Saturday, 21 July 2012

A Love Supreme

I stumbled across this the other day, while searching for another Branford Marsalis link to email to a friend. How I managed to avoid seeing it all these years is anyone's guess. I once had the pleasure of seeing Mr. Marsalis in a trio configuration (with Jeff "Tain' Watts, also featured here, though his piano player, Kenny Kirkland, was away touring with Sting) at the University of Memphis Field House (a glorified gymnasium) with my dad, very shortly after arriving back from Japan in 1990. The acoustics were terrible, and the audience was mostly comprised of over-excited young African-American students, who had clearly come to hear the theme from the Spike Lee film "Mo' Better Blues," which was immensely popular at the time. In contrast, here was the intellectual, musicologically-minded Branford, intent on doing his thing, with a piano-less trio. I recall a particularly challenging 15-minute rendition of Ornette Coleman's "Garden of Souls," which left the audience fidgeting and chatting loudly.
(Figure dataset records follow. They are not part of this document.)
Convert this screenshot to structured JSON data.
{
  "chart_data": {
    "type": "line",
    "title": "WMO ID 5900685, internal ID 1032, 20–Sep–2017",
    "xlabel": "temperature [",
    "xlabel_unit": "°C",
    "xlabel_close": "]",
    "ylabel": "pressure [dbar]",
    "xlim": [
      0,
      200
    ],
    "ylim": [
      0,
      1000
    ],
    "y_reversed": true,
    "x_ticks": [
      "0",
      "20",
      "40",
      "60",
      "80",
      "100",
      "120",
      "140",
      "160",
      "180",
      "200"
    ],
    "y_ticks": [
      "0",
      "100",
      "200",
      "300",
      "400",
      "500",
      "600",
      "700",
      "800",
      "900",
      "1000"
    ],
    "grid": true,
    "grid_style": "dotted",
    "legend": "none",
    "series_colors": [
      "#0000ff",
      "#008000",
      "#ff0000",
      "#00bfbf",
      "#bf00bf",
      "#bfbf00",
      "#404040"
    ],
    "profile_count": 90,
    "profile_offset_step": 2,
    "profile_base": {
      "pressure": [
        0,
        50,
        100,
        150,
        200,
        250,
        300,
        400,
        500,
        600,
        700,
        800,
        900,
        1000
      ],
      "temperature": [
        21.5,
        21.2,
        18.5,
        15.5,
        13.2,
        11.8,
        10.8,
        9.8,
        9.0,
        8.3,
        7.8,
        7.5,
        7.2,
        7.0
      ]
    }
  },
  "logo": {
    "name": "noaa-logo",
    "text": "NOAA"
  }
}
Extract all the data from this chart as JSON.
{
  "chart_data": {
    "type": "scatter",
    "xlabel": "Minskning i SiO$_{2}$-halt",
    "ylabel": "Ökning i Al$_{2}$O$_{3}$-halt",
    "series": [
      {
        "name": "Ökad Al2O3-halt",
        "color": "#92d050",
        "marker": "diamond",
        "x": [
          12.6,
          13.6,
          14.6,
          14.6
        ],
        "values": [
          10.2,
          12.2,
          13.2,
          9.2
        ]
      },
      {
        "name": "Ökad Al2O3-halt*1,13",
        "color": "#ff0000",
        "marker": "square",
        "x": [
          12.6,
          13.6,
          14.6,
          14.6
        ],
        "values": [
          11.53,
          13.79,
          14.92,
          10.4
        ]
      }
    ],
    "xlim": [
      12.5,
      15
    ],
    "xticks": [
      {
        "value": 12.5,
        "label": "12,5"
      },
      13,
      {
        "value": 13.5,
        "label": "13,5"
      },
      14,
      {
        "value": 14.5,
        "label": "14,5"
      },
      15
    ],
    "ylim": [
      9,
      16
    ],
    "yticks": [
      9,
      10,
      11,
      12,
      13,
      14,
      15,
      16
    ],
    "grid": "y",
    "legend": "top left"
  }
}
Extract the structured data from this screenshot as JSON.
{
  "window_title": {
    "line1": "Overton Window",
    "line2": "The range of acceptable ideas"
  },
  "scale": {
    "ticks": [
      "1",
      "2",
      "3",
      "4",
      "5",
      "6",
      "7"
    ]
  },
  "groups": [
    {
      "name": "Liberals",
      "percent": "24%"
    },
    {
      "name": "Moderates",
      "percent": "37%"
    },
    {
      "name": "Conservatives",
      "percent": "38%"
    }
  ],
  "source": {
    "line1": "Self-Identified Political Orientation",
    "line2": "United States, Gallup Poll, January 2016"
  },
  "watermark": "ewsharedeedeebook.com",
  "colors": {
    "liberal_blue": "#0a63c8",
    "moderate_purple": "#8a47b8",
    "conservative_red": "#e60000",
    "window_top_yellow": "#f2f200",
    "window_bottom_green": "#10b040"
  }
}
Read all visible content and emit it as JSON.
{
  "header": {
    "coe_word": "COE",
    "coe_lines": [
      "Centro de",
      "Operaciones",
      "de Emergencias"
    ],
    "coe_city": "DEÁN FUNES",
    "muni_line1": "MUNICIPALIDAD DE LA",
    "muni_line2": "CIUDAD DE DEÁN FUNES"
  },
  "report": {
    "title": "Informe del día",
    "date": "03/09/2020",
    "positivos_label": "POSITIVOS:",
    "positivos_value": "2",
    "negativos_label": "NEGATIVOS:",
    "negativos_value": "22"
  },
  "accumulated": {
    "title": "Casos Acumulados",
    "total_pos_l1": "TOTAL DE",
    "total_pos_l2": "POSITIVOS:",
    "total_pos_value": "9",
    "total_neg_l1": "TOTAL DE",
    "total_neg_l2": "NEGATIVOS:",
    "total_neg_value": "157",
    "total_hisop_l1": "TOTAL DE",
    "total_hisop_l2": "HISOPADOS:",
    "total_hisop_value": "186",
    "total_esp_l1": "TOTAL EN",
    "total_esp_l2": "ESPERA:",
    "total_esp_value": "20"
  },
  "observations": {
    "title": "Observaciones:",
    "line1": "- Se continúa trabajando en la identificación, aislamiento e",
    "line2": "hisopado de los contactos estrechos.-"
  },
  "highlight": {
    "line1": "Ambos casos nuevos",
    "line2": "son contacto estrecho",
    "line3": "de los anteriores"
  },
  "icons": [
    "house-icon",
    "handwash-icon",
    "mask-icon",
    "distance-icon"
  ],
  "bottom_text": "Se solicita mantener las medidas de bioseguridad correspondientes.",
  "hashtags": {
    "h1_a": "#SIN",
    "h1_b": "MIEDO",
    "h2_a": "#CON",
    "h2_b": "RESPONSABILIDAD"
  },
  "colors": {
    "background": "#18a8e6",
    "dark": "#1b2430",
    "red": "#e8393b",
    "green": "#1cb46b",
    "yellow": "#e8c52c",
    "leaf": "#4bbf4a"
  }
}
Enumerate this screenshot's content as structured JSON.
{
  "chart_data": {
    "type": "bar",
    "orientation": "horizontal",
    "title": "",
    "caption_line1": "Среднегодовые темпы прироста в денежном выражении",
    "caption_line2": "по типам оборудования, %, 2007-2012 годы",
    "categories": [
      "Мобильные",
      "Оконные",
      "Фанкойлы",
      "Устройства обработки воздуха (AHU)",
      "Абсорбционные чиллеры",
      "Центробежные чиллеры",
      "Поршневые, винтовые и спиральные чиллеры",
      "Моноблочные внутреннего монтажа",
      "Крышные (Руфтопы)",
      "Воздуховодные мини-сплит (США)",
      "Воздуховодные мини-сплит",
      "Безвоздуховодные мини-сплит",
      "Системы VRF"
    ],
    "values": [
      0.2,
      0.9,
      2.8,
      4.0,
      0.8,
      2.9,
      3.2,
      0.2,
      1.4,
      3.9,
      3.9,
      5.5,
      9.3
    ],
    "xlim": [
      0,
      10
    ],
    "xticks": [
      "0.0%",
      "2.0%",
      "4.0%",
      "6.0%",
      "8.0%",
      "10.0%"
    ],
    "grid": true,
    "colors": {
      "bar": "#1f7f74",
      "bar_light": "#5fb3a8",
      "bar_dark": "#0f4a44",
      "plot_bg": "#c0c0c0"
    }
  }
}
After a few numbers, punctuated by incessant requests for the hit song, Branford finally lost his cool, albeit in a very cool manner. I recall him saying to the restless audience, in a clearly frustrated, but very measured, way, "We're going to play what you want to hear, but first we're going to play what we like, because this music is important, and you need to hear it."

This is an audacious and stunningly heartfelt interpretation of perhaps the jazz cannon's most intense and deepest work. As all worthy interpretations should, this one takes a lot of liberties, while remaining unwaveringly true to the spirit of the original. It is 17 minutes longer than the original album, and in some ways is more intense. The musicianship throughout is impeccable all around, though for my money, the real stand-out is Jeff "Tain" Watts, who is, in technical musicological parlance, "a motherfucker."